Can you help me sort out two things? I’ve been advised by my orthopedic surgeon to have a unicompartmental knee replacement (thing number one: should I do it?). A cementless implant will be used (instead of cement). That’s thing number two: is cementless better?

Patients most likely to receive a unicompartmental knee replacement have osteoarthritis that is painful and severe affecting the front and inner half (side closest to the other knee). This would be labeled end-stage osteoarthritis.

Diagnostic examination of the knee joint would show full-thickness loss of cartilage in the medial compartment but full thickness cartilage in the lateral compartment. The lateral compartment is the section of the joint on the side away from the other knee.

Other criteria for unicompartmental knee replacement include: 1) the patient has an intact and fully functioning anterior cruciate ligament (ACL) and 2) medial collateral ligament (also along the inside of the knee joint). These two ligaments provide stability while still allowing smooth motion of the joint.

There is evidence that cementless unicompartmental knee replacements are as good (if not better) than cemented implants of the same type. What makes the cementless implant better than the cemented device? And how do we know this is true? These are the two questions the researchers addressed in a study from the United Kingdom.

They compared two groups of patients: 32 who received the cemented Oxford unicompartmental knee replacement and 30 others who were implanted with the cementless Oxford device. All of the procedures were done using a minimally invasive surgical technique.

Participants in the study were followed for five years using fluoroscopic (real-time) X-rays. The advantage of this type of imaging study is that the X-ray beam can be focused on the underside of the implant. This gives the surgeon a better view of the bone-to-implant interface (where the implant sits against the bone). This type of imaging study is helpful since the most common cause of revision surgery after unicompartmental knee replacement is loosening of the implant without infection (called aseptic loosening).

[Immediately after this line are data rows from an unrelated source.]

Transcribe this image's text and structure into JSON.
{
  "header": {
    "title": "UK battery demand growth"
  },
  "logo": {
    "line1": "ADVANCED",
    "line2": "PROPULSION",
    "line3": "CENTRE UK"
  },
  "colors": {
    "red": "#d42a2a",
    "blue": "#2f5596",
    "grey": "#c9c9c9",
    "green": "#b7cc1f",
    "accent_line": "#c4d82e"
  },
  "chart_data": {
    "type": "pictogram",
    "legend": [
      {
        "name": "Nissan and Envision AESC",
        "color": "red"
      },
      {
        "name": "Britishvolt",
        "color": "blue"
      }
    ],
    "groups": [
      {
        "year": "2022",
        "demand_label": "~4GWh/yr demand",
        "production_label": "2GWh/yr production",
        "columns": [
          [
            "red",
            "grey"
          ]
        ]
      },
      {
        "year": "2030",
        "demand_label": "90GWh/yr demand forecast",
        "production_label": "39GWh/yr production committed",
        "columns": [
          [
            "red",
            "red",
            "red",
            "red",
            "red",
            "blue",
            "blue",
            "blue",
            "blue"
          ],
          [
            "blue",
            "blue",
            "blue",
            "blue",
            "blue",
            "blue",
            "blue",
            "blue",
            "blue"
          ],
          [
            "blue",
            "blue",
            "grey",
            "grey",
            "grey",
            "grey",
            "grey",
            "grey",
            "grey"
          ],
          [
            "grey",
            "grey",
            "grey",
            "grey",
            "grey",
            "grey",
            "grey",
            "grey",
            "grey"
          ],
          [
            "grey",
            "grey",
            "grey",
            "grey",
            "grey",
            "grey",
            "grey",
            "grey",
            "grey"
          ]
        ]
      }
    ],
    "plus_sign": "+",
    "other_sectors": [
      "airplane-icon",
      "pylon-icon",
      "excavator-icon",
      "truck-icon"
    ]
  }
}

Results showed that after five years, the cementless group had better fixation with fewer cases of aseptic (without infection) loosening. The end-result was fewer revision surgeries for the cementless group. In fact, even the cementless implants that were not placed with perfect alignment were still in place and working well without symptoms or problems for the affected patients.

The authors concluded that the use of the cementless unicompartmental knee replacement has a lower failure rate compared with the cemented version of this implant. They pointed out these advantages of the cementless device: 1) shorter surgical time, 2) simpler surgical procedure, 3) more forgiving when a less than optimal position of the implant is achieved, and 4) no complications caused by cement.

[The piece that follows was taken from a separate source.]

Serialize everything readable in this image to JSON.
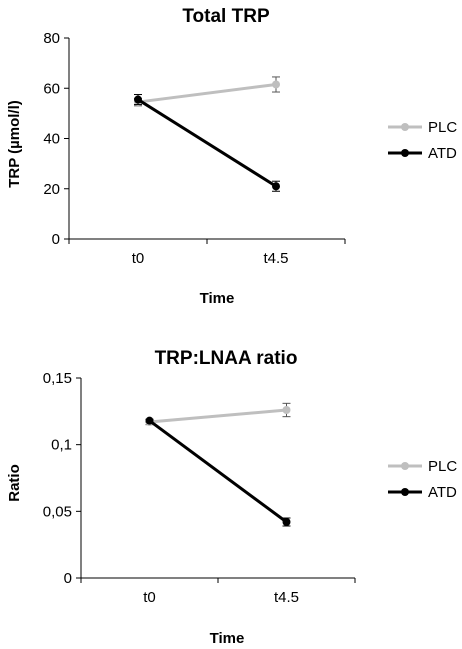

Problems associated with cemented implants (from the cement itself) include tightening tissues from excess cement oozing into the nearby soft tissue structures, loose fragments of cement causing pain and mechanical problems, and excess wear and failure of components requiring additional surgery. These observations and the better results for the cementless group provide the evidence needed for surgeons to use cementless fixation for unicompartmental knee replacements.